Genome-wide CRISPR screening for modifiers of diverse cellular phenotypes
Aim
We are developing and optimising a pipeline for pooled genome-wide CRISPR knockout and activation screens to identify modifiers of cellular phenotypes, using single guide RNA libraries that target every protein-encoding gene in the human genome. Once established at UQ this technology has the potential to be applied to answer numerous biological questions based on a variety of phenotypic assays to define molecular mechanisms in populations of cells.
Brief project outline
Identification of molecular mechanisms of cellular functions in an unbiased manner has until recently been time-consuming and unreliable. Developments in CRISPR-based genomic editing technology now promises effective and rapid screening of all protein-encoding genes to define their individual contributions to cell function. Genome-wide CRISPR screening has recently become widely used to identify genes involved in cancer cell toxicity and drug resistance. We now aim to diversify the application of whole-genome CRISPR screening to allow the assessment of a diverse array of cellular mechanisms in a high-throughput but targeted manner. This technique will be applicable to many areas of study and model organisms used at UQ, as signified by interest from diverse collaborating UQ labs and alignment with complementary approaches within the GIH.
Genomics-based innovative aspect of proposal
Genome-wide CRISPR screens allow the interrogation of every protein-encoding gene in the genome. Well-characterised, optimised, genome-wide sgRNA libraries for gene knockout and activation have only become available in the last ~3 years. Therefore, we are currently only at the tip of the iceberg with regard to the possible applications of this technology.

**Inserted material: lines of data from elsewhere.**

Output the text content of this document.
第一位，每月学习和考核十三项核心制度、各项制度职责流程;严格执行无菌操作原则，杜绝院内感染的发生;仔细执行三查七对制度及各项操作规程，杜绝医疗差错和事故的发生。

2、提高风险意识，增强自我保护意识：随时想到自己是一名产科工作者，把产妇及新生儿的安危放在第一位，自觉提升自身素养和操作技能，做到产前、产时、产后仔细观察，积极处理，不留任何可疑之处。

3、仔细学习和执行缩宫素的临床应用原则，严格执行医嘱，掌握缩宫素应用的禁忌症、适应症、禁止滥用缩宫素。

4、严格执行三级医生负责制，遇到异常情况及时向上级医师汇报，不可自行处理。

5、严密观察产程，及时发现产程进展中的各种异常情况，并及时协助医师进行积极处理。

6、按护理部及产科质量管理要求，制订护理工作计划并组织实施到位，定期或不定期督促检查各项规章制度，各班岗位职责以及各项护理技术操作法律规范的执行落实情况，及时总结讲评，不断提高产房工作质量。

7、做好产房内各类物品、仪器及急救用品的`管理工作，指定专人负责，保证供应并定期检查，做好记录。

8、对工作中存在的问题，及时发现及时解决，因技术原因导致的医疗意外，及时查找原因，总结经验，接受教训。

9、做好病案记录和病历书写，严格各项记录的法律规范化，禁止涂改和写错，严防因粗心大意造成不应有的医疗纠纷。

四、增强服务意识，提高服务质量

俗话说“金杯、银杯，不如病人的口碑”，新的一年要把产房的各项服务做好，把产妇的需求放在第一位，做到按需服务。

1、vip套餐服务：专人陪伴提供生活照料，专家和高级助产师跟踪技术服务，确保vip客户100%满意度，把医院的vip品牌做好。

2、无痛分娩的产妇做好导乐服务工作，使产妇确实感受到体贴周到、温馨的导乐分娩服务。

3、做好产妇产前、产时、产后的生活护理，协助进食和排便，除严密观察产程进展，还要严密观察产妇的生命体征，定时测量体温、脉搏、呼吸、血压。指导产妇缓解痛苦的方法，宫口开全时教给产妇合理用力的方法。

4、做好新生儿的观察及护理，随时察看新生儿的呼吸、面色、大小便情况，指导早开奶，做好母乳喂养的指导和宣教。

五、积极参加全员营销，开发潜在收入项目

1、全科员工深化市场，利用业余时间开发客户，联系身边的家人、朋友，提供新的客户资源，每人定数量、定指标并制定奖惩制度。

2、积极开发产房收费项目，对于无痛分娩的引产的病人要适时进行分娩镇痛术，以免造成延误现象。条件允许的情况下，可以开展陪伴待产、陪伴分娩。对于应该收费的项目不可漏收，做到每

We seek to establish, for the first time at UQ, a platform for conducting complementary human genome-wide CRISPR knockout and activation screens in established cell lines.
Broad applicability of the technique
This technology is highly versatile and it will applicable to answer many biological questions of interest to UQ researchers. This technique will be of interest to any UQ research groups who seek to understand either the fundamental mechanism of action of cellular pathways or the pathobiology of disease in established cell lines – involvement of the GIH will allow us to develop further collaborations outside our field. We will be willing to help and work with other groups as they adapt the pipeline that we have developed to their own studies, and establishment of this pipeline in our studies will provide initial proof-of-principle to increase the feasibility of our collaborator’s projects for application for funding from other agencies, including NHMRC. We believe that this project has potential to greatly advance the scope of CRISPR genome editing research at UQ.